Pressing my lips together, I shut my eyes shut as August rolled himself beside me. Other than our panting, we lay there in silence for a minute until he spoke. “Are you alright?”

I swallowed and nodded without turning to him.

He stood to dispose of the condom but didn’t come back to me in his bed after. Instead, he slipped his sweats back on and walked out of the room.

I brushed my hands across my face and sniffled. “I guess we’re doing this,” I whispered to myself before pushing off the mattress and looking for pieces of my clothes.

The living room felt colder when I finally stepped out.

“How long have you known?” August asked, his tone sterile. He was facing the window, his hands in his pockets. His mood was immediately familiar to me. It was how he spoke with his associates on all those calls back at his parents’ house.

I bit my lip and he twisted impatiently, dark eyes glowering at me. “How long, Harper?”

“The night you held up the sign. Troy would never do anything like that. And when you grinned up at me from the ice…I knew I was right. Your dimple, it's…deeper.”

I watched him take it in. Knew when it hit him what happened later that night. “I’m sorry,” I whispered.

He ran a hand through his hair and turned away from me—silence filling the room. “I was going to tell you—I...” His tone shifting to gruff and tired.

I swallowed, closing my eyes briefly as if to find the strength to tell him this wasn’t his fault. That I didn’t blame him. “I wouldn’t let you. Not if you were going to use it as a reason not to see me again.”

It was painful to say out loud and a little sad on my part, but I wouldn’t let him take the blame.

Not all of it.

He considered it, looking away and nodding. His eyes were narrowed and there was hint of disgust in his tone. “That’s a little twisted, don’t you think?”

“What?”

“Pretending I’m my brother because you couldn’t have him?”

An invisible sharp object jabbed into my chest. “No, that’s not—”

“I never thought you’d stoop that low.”

What the hell?

“Stop it. You couldn’t talk to me, I thought this... made it easier for you.
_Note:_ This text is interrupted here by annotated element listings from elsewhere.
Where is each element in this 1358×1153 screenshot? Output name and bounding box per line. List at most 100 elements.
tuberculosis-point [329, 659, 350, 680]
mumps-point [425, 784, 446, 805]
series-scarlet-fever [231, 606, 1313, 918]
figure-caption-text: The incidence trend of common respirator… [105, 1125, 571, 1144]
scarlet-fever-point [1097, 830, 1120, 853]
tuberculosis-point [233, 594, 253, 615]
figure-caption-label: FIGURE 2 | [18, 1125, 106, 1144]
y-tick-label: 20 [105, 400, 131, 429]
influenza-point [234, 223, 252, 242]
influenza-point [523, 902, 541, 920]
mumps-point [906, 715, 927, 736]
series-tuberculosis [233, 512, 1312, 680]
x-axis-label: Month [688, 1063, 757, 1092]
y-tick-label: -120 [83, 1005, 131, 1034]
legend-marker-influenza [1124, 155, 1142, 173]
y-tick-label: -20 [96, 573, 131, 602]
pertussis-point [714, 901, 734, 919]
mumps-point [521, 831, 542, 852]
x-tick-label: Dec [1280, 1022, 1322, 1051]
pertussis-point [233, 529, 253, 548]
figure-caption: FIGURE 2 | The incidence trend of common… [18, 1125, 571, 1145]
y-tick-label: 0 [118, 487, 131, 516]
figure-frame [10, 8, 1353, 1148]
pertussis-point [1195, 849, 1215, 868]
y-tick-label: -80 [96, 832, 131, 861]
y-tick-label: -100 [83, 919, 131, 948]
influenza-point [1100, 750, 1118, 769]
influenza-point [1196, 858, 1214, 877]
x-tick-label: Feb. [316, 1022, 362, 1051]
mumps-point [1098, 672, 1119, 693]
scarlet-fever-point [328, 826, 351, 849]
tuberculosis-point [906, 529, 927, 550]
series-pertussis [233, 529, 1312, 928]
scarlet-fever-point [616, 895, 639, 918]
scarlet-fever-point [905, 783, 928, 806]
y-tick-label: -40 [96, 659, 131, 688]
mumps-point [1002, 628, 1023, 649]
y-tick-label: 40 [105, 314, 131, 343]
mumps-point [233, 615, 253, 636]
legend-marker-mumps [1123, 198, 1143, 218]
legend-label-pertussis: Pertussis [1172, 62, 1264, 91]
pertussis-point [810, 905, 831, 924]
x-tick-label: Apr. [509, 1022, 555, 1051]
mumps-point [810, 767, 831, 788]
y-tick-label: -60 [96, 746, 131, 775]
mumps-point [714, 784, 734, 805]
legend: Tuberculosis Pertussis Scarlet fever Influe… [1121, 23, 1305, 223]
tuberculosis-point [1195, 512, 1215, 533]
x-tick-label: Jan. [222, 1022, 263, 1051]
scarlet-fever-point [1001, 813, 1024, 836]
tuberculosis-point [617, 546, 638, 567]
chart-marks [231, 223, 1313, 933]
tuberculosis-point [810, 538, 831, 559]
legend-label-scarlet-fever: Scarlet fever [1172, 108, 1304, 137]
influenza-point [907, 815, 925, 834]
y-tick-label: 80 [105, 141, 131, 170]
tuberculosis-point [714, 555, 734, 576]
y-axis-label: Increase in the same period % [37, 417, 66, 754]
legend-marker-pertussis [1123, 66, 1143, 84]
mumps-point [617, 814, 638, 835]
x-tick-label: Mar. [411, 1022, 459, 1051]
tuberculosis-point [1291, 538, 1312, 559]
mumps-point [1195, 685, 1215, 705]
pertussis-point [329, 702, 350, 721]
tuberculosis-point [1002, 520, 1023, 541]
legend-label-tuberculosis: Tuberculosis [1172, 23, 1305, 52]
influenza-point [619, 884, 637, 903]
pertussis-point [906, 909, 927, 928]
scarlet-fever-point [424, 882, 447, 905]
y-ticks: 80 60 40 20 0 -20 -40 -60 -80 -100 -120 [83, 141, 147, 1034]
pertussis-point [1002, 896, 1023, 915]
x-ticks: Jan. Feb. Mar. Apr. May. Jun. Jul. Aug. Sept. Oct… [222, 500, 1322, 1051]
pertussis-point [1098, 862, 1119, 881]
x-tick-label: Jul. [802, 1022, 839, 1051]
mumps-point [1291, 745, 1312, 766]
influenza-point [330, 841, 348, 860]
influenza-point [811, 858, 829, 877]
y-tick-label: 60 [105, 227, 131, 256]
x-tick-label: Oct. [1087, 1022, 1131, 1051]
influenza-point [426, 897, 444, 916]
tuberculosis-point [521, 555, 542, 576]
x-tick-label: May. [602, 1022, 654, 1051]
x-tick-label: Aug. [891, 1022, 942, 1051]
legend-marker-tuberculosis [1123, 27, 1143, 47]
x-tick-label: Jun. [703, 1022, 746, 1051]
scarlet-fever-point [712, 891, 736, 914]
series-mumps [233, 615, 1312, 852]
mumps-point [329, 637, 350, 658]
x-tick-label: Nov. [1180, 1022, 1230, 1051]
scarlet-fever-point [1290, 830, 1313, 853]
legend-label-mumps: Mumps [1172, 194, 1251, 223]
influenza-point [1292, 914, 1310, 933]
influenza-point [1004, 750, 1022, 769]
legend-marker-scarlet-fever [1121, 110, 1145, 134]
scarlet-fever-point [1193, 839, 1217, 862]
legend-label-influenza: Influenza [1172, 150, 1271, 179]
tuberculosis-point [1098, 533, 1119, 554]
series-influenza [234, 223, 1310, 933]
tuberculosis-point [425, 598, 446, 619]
Until you were ready...”

He stepped toward me but there was no warmth in his advance. “Well guess what, I have no problem talking to you now.”

I stepped back with a whisper. “August.”

“I’m sorry for lying. I’m also sorry to ruin your fun.”

My eyes stung as I tried to process what he was saying through the steel voice. “August.”

“You can say my name all you like. But we both know who you really want.”

I shook my head. How could he have possibly believed that? “I want you .”

“Because I’ve been acting like him .”

“You’re nothing like your brother,” I finally snapped. “You’re so much more, so much better, there is no goddamn comparison. Why can’t you see that?”

He reached for my coat, walked it over to me, and pressed it into my arms. “This is good stuff, Harper, it really is. But the bottom line is—you played along.” He leaned in almost menacingly. “You liked pretending that I’m Troy.”

I squeezed my eyes shut for a moment as if it would make all this hurt any less. Then moved to the door, pulling it open. Turning only slightly because I couldn’t look at him anymore. I left him with all I had left to say. “I don’t know who put this in your head, but you couldn’t be more wrong.”